Less common new exemptions:

  • Provides that payments for alimony, maintenance, and support of the debtor are exempt, to the extent reasonable and necessary for support.
  • Up to $7,500 in accrued vacation credits or accrued, unused vacation pay, sick leave, family leave, or wages are exempt.
  • Treats motor vehicles that have been altered to accommodate a disability as exempt.

Senate Bill 1477: Wage Garnishments

Current Law: Under current law, the amount that is subject to garnishment is the lesser of: (1) 25% of the worker’s disposable earnings; or (2) 50% of the amount by which the worker’s disposable earnings exceed 40 times the minimum wage.

Senate Bill 1477: This bill reduces the allowable wage garnishment to 0% for $24.38/hr or less wage earners, and in $17/hr. minimum wage localities, $27.63/hr. wage earners would be completely exempt.
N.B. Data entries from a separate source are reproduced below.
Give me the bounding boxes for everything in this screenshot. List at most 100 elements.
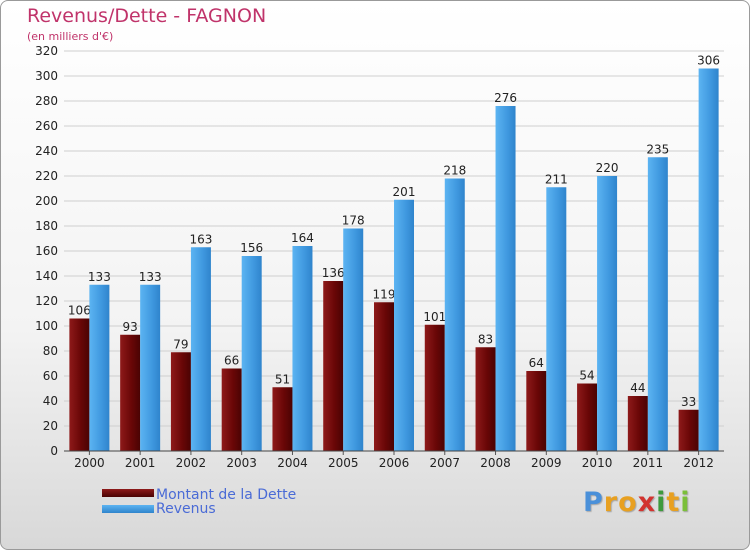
debt-bar — [678, 409, 699, 451]
debt-bar — [170, 352, 191, 451]
legend-swatch-revenue — [102, 505, 154, 513]
debt-value-label: 54 — [579, 369, 594, 383]
debt-value-label: 83 — [478, 332, 493, 346]
revenue-bar — [292, 246, 313, 451]
x-tick-label: 2007 — [429, 456, 460, 470]
debt-value-label: 44 — [630, 381, 645, 395]
y-axis-ticks: 0 20 40 60 80 100 120 140 160 180 200 220 240 260 280 3… — [35, 44, 58, 458]
debt-value-label: 101 — [423, 310, 446, 324]
debt-value-label: 33 — [681, 395, 696, 409]
revenue-value-label: 218 — [443, 164, 466, 178]
logo-letter: o — [618, 487, 638, 518]
debt-value-label: 93 — [123, 320, 138, 334]
debt-bar — [475, 347, 496, 451]
revenue-bar — [190, 247, 211, 451]
x-axis-ticks: 2000 2001 2002 2003 2004 2005 2006 2007 2008 2009… — [74, 451, 714, 470]
y-tick-label: 200 — [35, 194, 58, 208]
revenue-value-label: 201 — [393, 185, 416, 199]
revenue-value-label: 276 — [494, 91, 517, 105]
debt-bar — [424, 324, 445, 451]
x-tick-label: 2010 — [582, 456, 613, 470]
debt-value-label: 106 — [68, 304, 91, 318]
y-tick-label: 160 — [35, 244, 58, 258]
revenue-bar — [444, 178, 465, 451]
debt-value-label: 51 — [275, 372, 290, 386]
x-tick-label: 2011 — [633, 456, 664, 470]
x-tick-label: 2012 — [683, 456, 714, 470]
legend-label-debt: Montant de la Dette — [156, 487, 297, 503]
revenue-value-label: 164 — [291, 231, 314, 245]
proxiti-logo: Proxiti — [583, 487, 691, 518]
revenue-bar — [698, 68, 719, 451]
revenue-value-label: 306 — [697, 54, 720, 68]
x-tick-label: 2003 — [226, 456, 257, 470]
y-tick-label: 260 — [35, 119, 58, 133]
x-tick-label: 2006 — [379, 456, 410, 470]
y-tick-label: 300 — [35, 69, 58, 83]
logo-letter: i — [680, 487, 691, 518]
debt-bar — [526, 371, 547, 451]
revenue-value-label: 156 — [240, 241, 263, 255]
debt-value-label: 136 — [322, 266, 345, 280]
y-tick-label: 120 — [35, 294, 58, 308]
y-tick-label: 60 — [43, 369, 58, 383]
debt-bar — [577, 383, 598, 451]
chart-title: Revenus/Dette - FAGNON — [27, 5, 267, 27]
revenue-value-label: 178 — [342, 214, 365, 228]
revenue-bar — [495, 106, 516, 451]
debt-bar — [69, 318, 90, 451]
debt-value-label: 119 — [373, 287, 396, 301]
y-tick-label: 320 — [35, 44, 58, 58]
x-tick-label: 2000 — [74, 456, 105, 470]
revenue-bar — [241, 256, 262, 451]
debt-bar — [374, 302, 394, 451]
revenue-bar — [597, 176, 618, 451]
logo-letter: P — [583, 487, 604, 518]
y-tick-label: 100 — [35, 319, 58, 333]
debt-bar — [323, 281, 344, 451]
revenue-bar — [546, 187, 567, 451]
y-tick-label: 0 — [50, 444, 58, 458]
debt-value-label: 64 — [529, 356, 544, 370]
y-tick-label: 220 — [35, 169, 58, 183]
legend-label-revenue: Revenus — [156, 501, 216, 517]
revenue-bar — [394, 199, 414, 451]
debt-bar — [120, 334, 141, 451]
debt-value-label: 66 — [224, 354, 239, 368]
x-tick-label: 2008 — [480, 456, 511, 470]
x-tick-label: 2009 — [531, 456, 562, 470]
revenue-value-label: 211 — [545, 172, 568, 186]
revenue-value-label: 163 — [189, 232, 212, 246]
revenue-value-label: 133 — [139, 270, 162, 284]
debt-bar — [627, 396, 648, 451]
debt-bar — [221, 368, 242, 451]
revenue-value-label: 235 — [646, 142, 669, 156]
logo-letter: i — [656, 487, 667, 518]
bars: 106 133 93 133 79 163 66 156 51 164 136 178 119 201 10… — [68, 54, 720, 451]
revenue-bar — [343, 228, 364, 451]
x-tick-label: 2001 — [125, 456, 156, 470]
revenue-value-label: 133 — [88, 270, 111, 284]
revenue-value-label: 220 — [596, 161, 619, 175]
legend-swatch-debt — [102, 489, 154, 497]
debt-value-label: 79 — [173, 337, 188, 351]
chart-subtitle: (en milliers d'€) — [27, 30, 114, 43]
logo-letter: x — [637, 487, 657, 518]
logo-letter: t — [666, 487, 681, 518]
y-tick-label: 240 — [35, 144, 58, 158]
y-tick-label: 40 — [43, 394, 58, 408]
x-tick-label: 2004 — [277, 456, 308, 470]
debt-bar — [272, 387, 293, 451]
y-tick-label: 140 — [35, 269, 58, 283]
x-tick-label: 2002 — [176, 456, 207, 470]
revenue-bar — [89, 284, 110, 451]
revenue-bar — [140, 284, 161, 451]
y-tick-label: 80 — [43, 344, 58, 358]
y-tick-label: 280 — [35, 94, 58, 108]
y-tick-label: 20 — [43, 419, 58, 433]
revenue-bar — [647, 157, 668, 451]
y-tick-label: 180 — [35, 219, 58, 233]
logo-letter: r — [603, 487, 619, 518]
Proponents of the bill produced the examples below, which provide an illustration of the effects of Senate Bill 1477.  

Example 1: A low-income debtor earning $31,200/year. In other words, a full-time worker earning $15/hour, the current state minimum wage required to be paid by large employers.

  • Earnings: $600.00/week
  • Post-garnishment earnings (current): $480.00/week ($0 garnished)
  • Post-garnishment earnings (SB 1477): $480.00/week ($0 garnished)

Example 2: A middle-income debtor supporting two children, earning $82,000/year.

  • Earnings: $1576.92/week
  • Post-garnishment earnings (current): $930.77/week ($330.77 garnished)
  • Post-garnishment earnings (SB 1477): $1189.90/week ($71.64 garnished)

Example 3: A high-income debtor earning $127,500/year.

  • Earnings: $2416.35/week
  • Post-garnishment earnings (current): $1280.77/week ($680.77 garnished)
  • Post-garnishment earnings (SB 1477): $1714.90/week ($246.64 garnished)


The enactment of Senate Bills 1200, 1299, and 1477 will present new challenges to judgment creditors. Those attempting to enforce judgments related to medical expenses or consumer debt must be especially vigilant to the changes concerning renewals and interest in Senate Bill 1200. Importantly, creditors must act quickly to renew and enforce their judgment. Further delay may prevent the enforcement of the judgment forever.

Creditors must also be cognizant of the frequent changes in exemption amounts. Concerning Senate Bill 1299, judgment debtors may now shield a greater amount of equity resulting from a motor vehicle levy. While unfortunate, this provision does not preclude the seizure of a vehicle entirely. In fact, a vehicle levy is often very effective and overlooked in the context of enforcing judgments.

Lastly, the impact of Senate Bill 1477 cannot be overstated. The bill will dramatically affect the ability to garnish wages, exempting many potential garnishees entirely. These exemptions are not need-based and would apply to all debtors based on individual pay. Creditors will likely need to pursue alternative enforcement methods for a large majority of  judgment debtors.